Seth Schwartz distingue deux périodes : la première, entre 135 et 350, marquée par une montée du paganisme chez les Judéens ; la seconde, entre 350 et 640, basée sur la volonté de se rejudaïser[9]. La responsabilité de cette rejudaïsation n’incombe pas, pour autant, aux rabbins, mais au déclin du paganisme dans l’empire romain, associé à la conversion de l’empereur Constantin au christianisme[9].

La synagogue, à partir de sa propre culture, pousse les Judéens à opérer un rapprochement, soit avec les rabbins, soit avec les chrétiens. Le judaïsme rabbinique, hostile en règle générale aux rites pratiqués dans les synagogues, change alors de position, en intégrant la culture synagogale en son propre sein, pour s’adapter à la convergence des deux courants au tournant du IVe et du Ve siècle, selon Schwartz[9].

Des historiens comme Mimouni, Boyarin ou Levine trouvent cette vision trop schématique. Levine, pour sa part, observe que les rabbins portent un intérêt de plus en plus marqué pour la synagogue à partir du IIe siècle, mais qu’ils n’y occupent pas une position dominante avant le Ve siècle[7].

Mosaïque, synagogue de Maon, Israël, VIe siècle

Les Judéens antiques se distinguent peu des païens, selon Stuart Miller[10]. Ils s’habillent de la même façon. Ils pratiquent le même genre d’activités. Nombre d’entre eux participent aux cultes civiques rendus aux dieux de la cité. Ils n’hésitent pas à les faire figurer dans leurs synagogues – comme à Doura Europos où les effigies de Cybèle, de Perséphone, d’Hélios, etc., décorent le plafond de la salle de prière. Toutefois, ils circoncisent leurs enfants et ne mangent pas de porc. Signes majeurs de leur appartenance au judaïsme, qui se comprend bien plus comme une culture plutôt que comme une religion, au sens strict.
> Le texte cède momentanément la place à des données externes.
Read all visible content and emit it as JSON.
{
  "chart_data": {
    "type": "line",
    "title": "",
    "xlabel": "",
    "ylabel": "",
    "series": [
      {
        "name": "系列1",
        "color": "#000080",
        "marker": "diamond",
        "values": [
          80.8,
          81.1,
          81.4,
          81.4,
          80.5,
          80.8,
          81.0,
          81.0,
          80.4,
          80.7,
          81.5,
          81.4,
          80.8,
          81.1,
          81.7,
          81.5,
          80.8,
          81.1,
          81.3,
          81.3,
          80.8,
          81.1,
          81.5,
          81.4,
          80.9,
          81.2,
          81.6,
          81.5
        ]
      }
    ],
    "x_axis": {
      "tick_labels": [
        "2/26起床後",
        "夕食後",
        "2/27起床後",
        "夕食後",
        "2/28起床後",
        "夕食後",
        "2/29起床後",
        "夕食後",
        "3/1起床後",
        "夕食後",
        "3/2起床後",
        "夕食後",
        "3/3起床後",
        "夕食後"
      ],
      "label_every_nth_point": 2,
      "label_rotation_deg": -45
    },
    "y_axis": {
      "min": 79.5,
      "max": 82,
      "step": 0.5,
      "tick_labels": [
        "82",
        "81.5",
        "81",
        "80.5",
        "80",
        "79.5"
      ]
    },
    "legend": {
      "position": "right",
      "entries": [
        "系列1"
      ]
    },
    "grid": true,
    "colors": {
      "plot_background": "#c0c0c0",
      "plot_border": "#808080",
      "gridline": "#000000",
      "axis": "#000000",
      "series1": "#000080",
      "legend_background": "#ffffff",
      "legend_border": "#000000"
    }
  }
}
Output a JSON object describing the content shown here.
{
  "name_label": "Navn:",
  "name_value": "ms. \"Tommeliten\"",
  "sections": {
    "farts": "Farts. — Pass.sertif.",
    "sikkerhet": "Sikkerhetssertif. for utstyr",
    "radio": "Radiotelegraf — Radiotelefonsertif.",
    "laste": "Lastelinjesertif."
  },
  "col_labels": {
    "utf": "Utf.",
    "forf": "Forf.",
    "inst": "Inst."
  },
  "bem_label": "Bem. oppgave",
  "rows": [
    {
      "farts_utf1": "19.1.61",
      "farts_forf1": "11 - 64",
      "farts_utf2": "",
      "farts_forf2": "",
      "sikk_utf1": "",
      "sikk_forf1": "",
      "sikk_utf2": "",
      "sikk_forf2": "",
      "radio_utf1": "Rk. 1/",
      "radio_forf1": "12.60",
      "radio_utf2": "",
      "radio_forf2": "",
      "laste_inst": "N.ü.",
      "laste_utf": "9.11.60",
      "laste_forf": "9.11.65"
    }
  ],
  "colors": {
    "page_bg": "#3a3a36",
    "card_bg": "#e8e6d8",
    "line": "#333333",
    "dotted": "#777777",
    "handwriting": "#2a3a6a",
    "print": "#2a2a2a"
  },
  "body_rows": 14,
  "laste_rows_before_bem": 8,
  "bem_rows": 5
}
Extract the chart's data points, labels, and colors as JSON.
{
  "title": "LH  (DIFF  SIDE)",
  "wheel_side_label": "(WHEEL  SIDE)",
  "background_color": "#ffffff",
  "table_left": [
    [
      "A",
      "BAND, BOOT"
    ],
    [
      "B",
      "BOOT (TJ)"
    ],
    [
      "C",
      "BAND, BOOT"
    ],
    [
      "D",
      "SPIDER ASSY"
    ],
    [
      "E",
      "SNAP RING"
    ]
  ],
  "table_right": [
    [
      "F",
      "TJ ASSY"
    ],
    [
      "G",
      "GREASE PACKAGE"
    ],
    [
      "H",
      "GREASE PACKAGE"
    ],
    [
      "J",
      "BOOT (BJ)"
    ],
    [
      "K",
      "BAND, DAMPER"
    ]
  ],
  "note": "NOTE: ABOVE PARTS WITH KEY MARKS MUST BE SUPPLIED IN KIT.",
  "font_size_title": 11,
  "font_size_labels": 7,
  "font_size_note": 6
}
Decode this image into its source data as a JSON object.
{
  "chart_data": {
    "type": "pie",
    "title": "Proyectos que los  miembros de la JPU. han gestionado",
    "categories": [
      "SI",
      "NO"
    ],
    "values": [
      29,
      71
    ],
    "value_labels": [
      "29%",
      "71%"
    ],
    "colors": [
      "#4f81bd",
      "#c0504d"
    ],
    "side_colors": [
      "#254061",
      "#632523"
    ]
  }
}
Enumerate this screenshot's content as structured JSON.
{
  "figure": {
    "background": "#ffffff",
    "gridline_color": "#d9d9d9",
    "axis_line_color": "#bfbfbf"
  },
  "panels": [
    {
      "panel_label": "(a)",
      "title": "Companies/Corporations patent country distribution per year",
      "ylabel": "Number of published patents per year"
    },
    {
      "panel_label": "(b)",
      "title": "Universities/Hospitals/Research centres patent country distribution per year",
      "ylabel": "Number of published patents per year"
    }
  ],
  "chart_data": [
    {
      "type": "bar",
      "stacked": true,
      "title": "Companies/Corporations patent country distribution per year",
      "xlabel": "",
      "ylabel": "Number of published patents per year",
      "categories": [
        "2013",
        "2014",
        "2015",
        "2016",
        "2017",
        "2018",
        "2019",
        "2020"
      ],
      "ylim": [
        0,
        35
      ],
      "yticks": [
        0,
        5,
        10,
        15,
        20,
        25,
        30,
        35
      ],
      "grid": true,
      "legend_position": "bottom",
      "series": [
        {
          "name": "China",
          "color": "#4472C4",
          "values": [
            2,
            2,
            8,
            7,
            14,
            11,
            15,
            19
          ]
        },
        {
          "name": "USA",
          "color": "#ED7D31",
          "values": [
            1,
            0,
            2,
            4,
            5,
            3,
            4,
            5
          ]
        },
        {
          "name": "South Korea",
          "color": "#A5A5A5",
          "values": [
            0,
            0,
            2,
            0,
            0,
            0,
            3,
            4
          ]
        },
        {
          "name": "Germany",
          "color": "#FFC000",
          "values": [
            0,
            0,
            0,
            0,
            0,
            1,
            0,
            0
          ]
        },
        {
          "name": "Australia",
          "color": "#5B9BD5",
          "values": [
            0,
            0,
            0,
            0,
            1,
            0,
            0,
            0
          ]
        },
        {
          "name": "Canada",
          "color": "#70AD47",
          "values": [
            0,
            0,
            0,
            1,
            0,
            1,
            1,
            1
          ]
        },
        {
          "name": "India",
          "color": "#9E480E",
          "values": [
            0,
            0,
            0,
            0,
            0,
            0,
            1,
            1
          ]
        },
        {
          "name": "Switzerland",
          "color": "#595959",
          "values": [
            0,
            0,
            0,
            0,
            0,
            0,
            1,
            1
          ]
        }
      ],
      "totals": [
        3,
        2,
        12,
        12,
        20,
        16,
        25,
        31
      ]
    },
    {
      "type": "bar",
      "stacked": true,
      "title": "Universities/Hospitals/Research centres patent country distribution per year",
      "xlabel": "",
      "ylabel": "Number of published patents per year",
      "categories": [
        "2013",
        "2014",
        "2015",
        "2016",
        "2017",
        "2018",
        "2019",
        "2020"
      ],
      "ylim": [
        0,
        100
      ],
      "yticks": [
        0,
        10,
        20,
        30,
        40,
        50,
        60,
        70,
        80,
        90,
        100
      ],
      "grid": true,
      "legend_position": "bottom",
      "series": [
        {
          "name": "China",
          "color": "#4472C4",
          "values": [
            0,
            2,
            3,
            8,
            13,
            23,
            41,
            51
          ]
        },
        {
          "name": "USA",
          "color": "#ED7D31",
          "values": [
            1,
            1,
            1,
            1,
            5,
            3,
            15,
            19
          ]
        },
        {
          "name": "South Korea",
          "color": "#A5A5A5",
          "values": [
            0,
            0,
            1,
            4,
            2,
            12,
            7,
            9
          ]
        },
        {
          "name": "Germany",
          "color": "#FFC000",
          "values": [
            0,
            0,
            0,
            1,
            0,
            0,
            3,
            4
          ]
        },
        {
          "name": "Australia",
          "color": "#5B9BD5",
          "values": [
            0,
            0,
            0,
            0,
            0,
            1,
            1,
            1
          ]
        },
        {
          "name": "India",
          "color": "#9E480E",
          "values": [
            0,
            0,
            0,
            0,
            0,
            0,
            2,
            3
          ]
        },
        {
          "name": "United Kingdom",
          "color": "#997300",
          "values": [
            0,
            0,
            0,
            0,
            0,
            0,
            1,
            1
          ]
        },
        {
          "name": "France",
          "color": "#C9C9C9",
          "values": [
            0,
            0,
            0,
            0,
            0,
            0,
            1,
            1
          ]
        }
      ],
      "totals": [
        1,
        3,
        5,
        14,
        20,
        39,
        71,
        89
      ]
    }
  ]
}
La très faible présence du mot Rabbi dans les inscriptions archéologiques retrouvées en Diaspora et en Palestine suggère que le mouvement rabbinique est peu présent dans ce contexte (si l’on excepte la Babylonie, où les changements interviennent plus tôt)[5]. Les rabbins et leurs disciples y forment une minorité qui adhère aux principes du judaïsme hérité des pharisiens. Ils respectent les prescriptions de la loi juive. Ils ne fabriquent pas d’images. Ils n’entrent pas dans les lieux de culte païens. Ils ne partagent pas, non plus, un repas avec des païens. Cependant, en règle générale, ils cohabitent avec la population majoritaire[10].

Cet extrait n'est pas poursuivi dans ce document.